What stands out on first and repeated viewings is the arresting use of a slide projector sound effect to introduce intertitles which interrupt the clips from Neon Genesis Evangelion. This sudden eruption of an “old” technology disrupts the viewing experience with a discombobulating cognitive dissonance. The sound effect prompts expectation of a still image – there is even a momentary freezing of the moving image the first occasion it is used – but after the intertitle, as the slide projector sound effect continues to whir, comes another clip (a moving image). This disconcerting experience reminds the viewer of the coexistence of several recording formats (the written, the analogue, the digital) all in an instant. An almost instantaneous quasi-“flashback” emerges, down through the centuries to when scholars put pen to paper to define words and back again in a matter of seconds. This prompts various questions, most pertinently regarding how precisely we should understand the pedagogical nature of the video essay when it takes the form of a dictionary entry.

The contrast between the projector sound effect and the moving images also indicates how challenging it is to capture, or to “realize,” the past via autobiographical memory. Beyond the pedagogical use of the projector, the sound effect also evokes the slideshow in the family home. As Neon is often watched by kids, the video essay prompts meditation on how to remember childhood:  whether in still or moving images, or in the more complex memories which children’s television provokes. To really “realize” the past, the video essay suggests, it may be necessary to rewatch, or even rework, a television show which shaped our childhood.

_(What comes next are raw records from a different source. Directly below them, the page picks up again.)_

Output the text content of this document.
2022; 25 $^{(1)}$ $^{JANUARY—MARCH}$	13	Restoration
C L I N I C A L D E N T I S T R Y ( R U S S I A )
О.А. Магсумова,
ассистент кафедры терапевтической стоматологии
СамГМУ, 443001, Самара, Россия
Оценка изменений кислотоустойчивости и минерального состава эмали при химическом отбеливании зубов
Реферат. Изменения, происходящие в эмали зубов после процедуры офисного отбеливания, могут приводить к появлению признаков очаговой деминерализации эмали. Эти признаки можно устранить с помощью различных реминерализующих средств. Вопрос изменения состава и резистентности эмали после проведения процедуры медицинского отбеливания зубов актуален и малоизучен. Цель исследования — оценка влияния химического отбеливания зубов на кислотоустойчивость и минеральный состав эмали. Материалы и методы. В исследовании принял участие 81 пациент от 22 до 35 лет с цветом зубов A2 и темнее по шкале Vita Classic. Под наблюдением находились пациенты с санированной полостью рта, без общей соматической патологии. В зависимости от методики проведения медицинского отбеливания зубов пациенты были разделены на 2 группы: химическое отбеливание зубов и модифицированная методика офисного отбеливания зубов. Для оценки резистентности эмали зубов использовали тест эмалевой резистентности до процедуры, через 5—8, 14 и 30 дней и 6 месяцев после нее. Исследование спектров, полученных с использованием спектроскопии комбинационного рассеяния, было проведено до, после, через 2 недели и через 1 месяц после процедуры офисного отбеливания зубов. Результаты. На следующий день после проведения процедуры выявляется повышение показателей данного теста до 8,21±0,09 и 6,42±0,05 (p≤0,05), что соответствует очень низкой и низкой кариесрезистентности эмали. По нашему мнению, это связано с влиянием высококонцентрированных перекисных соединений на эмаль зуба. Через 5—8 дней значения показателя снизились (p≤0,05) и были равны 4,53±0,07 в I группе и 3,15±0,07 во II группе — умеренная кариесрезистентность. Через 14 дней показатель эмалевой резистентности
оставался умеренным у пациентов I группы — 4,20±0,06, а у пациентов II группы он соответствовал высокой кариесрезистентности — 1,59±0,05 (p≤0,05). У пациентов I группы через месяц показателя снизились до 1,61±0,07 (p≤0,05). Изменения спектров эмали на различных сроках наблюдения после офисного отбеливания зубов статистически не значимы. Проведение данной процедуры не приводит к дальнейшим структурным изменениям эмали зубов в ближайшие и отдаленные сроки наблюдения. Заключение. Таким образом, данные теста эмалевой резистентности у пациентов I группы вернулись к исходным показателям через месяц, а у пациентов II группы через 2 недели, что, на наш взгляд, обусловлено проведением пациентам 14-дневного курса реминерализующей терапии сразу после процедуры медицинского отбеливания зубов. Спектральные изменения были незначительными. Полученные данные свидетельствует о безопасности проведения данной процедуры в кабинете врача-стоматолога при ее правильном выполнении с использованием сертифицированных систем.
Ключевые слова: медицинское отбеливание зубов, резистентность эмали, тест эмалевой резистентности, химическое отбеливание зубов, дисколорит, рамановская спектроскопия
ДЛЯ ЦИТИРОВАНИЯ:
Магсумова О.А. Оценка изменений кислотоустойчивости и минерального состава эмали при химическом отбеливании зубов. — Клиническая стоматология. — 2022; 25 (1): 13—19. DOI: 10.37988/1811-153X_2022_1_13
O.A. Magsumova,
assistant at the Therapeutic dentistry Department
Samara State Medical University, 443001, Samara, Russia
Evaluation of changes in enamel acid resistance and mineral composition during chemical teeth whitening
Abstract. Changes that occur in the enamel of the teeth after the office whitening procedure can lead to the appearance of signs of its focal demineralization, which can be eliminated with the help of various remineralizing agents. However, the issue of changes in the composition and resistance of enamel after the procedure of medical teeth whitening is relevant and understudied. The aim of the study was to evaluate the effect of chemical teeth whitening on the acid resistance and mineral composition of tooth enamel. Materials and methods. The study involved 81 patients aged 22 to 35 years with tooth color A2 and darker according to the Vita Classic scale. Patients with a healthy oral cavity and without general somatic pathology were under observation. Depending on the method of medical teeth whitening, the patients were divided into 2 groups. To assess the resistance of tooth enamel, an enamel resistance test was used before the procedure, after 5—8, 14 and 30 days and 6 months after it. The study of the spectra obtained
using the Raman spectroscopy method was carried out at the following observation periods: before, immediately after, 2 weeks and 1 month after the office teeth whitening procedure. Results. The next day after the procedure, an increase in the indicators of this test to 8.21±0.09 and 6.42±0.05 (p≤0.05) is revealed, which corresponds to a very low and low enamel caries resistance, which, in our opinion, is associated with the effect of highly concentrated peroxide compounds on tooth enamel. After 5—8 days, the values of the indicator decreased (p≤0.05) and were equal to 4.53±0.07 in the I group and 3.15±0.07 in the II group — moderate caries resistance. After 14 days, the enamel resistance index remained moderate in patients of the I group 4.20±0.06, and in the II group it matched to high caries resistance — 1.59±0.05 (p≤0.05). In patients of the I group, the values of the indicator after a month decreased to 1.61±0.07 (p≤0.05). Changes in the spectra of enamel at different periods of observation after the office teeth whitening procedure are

The reflections which DeLisio’s video essay prompts indicate certain shared concerns with my own on Battle of the Planets (a US reworking of the Japanese anime Kagaku Ninjatai Gatchaman). Both video essays seek to expand the range of television examples in the TV Dictionary globally, and to experiment formally with the parameters of the audiovisual dictionary entry. As importantly, both engage with the intertwining of past and present to inform (in DeLisio’s video essay the sound of projector evoking its role as pedagogical tool), and to indicate the role of children’s television in autobiographical memory (the projector also reminiscent of family slideshows, so often projected in the same living room as the television).